Protein-protein interactions: structurally conserved residues distinguish between binding sites and exposed protein surfaces

Abstract

Polar residue hot spots have been observed at protein-protein binding sites. Here we show that hot spots occur predominantly at the interfaces of macromolecular complexes, distinguishing binding sites from the remainder of the surface. Consequently, hot spots can be used to define binding epitopes. We further show a correspondence between energy hot spots and structurally conserved residues. The number of structurally conserved residues, particularly of high ranking energy hot spots, increases with the binding site contact size. This finding may suggest that effectively dispersing hot spots within a large contact area, rather than compactly clustering them, may be a strategy to sustain essential key interactions while still allowing certain protein flexibility at the interface. Thus, most conserved polar residues at the binding interfaces confer rigidity to minimize the entropic cost on binding, whereas surrounding residues form a flexible cushion. Furthermore, our finding that similar residue hot spots occur across different protein families suggests that affinity and specificity are not necessarily coupled: higher affinity does not directly imply greater specificity.

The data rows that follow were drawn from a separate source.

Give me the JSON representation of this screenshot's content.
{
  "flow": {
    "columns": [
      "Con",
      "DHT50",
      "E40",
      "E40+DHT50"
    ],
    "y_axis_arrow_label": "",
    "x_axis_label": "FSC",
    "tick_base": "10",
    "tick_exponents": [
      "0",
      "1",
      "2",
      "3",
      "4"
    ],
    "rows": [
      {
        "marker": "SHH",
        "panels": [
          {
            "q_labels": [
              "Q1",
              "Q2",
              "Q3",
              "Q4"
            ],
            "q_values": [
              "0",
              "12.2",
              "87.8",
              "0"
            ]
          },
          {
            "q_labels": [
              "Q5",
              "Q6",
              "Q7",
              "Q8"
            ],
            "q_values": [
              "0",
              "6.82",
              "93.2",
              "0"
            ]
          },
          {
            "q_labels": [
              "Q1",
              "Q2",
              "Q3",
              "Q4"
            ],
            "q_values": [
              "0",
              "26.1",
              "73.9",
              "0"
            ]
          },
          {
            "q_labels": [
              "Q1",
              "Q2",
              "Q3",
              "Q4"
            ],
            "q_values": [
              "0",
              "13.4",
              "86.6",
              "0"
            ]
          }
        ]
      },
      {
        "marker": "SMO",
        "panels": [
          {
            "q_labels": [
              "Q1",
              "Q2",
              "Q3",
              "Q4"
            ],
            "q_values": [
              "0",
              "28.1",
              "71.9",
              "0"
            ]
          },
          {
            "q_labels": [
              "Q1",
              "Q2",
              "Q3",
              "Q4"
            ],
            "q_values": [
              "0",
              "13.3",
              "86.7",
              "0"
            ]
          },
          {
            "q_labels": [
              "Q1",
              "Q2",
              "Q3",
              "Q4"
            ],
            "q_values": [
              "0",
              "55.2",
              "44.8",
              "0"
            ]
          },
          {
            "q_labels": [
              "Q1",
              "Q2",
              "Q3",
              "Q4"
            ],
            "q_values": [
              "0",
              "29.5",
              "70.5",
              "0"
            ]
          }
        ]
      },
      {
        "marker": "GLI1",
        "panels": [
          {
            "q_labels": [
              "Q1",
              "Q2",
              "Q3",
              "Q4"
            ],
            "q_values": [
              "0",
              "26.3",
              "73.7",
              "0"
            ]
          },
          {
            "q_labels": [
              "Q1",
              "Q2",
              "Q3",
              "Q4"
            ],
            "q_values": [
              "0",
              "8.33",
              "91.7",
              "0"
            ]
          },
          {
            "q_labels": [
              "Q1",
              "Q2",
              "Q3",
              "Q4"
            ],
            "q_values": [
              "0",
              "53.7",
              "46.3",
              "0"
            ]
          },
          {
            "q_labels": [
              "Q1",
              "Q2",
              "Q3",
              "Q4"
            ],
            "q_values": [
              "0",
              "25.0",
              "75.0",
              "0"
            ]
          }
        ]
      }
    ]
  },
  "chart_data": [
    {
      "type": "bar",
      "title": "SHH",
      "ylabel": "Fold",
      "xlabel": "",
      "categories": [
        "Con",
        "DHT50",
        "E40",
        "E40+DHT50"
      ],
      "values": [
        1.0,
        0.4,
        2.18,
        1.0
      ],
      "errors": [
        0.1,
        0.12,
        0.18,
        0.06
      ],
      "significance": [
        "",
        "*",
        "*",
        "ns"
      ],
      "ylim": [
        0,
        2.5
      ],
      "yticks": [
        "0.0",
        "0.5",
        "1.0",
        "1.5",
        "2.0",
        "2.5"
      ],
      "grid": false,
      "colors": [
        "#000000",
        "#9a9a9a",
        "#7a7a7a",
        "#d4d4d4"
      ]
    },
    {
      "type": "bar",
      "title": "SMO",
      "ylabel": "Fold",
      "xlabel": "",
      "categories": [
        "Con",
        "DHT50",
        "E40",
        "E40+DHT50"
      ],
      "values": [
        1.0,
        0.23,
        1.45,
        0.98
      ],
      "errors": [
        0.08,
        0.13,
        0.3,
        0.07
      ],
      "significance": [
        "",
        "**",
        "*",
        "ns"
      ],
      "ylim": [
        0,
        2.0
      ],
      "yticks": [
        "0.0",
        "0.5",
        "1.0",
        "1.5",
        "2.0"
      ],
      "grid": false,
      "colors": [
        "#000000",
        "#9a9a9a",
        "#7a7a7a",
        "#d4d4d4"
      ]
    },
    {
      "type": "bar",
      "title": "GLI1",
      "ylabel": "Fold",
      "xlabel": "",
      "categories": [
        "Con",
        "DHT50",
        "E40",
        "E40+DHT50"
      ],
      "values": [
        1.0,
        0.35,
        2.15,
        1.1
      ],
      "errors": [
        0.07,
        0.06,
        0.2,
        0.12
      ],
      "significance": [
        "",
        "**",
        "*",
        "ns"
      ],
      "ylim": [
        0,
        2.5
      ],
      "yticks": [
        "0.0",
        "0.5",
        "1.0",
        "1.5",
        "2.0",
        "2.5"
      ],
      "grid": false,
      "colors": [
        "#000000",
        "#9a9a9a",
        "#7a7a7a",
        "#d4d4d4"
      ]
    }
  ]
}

Conservation of Trp on the protein surface indicates a highly likely binding site. To a lesser extent, conservation of Phe and Met also imply a binding site. For all three residues, there is a significant conservation in binding sites, whereas there is no conservation on the exposed surface. A hybrid strategy, mapping sequence alignment onto a single structure illustrates the possibility of binding site identification around these three residues.

Figure 1

(a) Correlation of new binding-site conservation propensities with experimental enrichment of hot spots. (b) Correlation of new binding-site conservation propensities with the previous work of Hu et al. (c) No correlation of exposed surface conservation propensity with experimental hot spots.

Figure 2

Propensity map of the residues to be in the binding-site contact layer versus exposed surface (a) and conservation propensities in the binding-site contact layer versus exposed surface (b).

Figure 3

Comparison of structural alignment and sequential alignment of 1bbbAB interfaces.

Figure 4

Correlations of the number of all conserved residues with the number of contact residues (a), the number of high ranking hot spot (Trp, Arg, Tyr, Leu+Ile, Asp, His, Pro, and Lys) residues with the number of contact residues (b), the number of all conserved polar residues with the number of contact residues (c), and the number of all conserved hydrophobic residues with the number of contact residues (d).

Figure 5

The conserved hot spots on the D chain of 1babAD interface. The hot spots are illustrated as sticks, and for the remaining residues only the surface is shown. Note that the carbonyl backbone atoms of the hot spots are exposed. There is a hydrogen bond between Trp-37 and Arg-40. This arrangement is consistent with the UDHB (under-dehydrated hybrogen bonds; see ref. 5).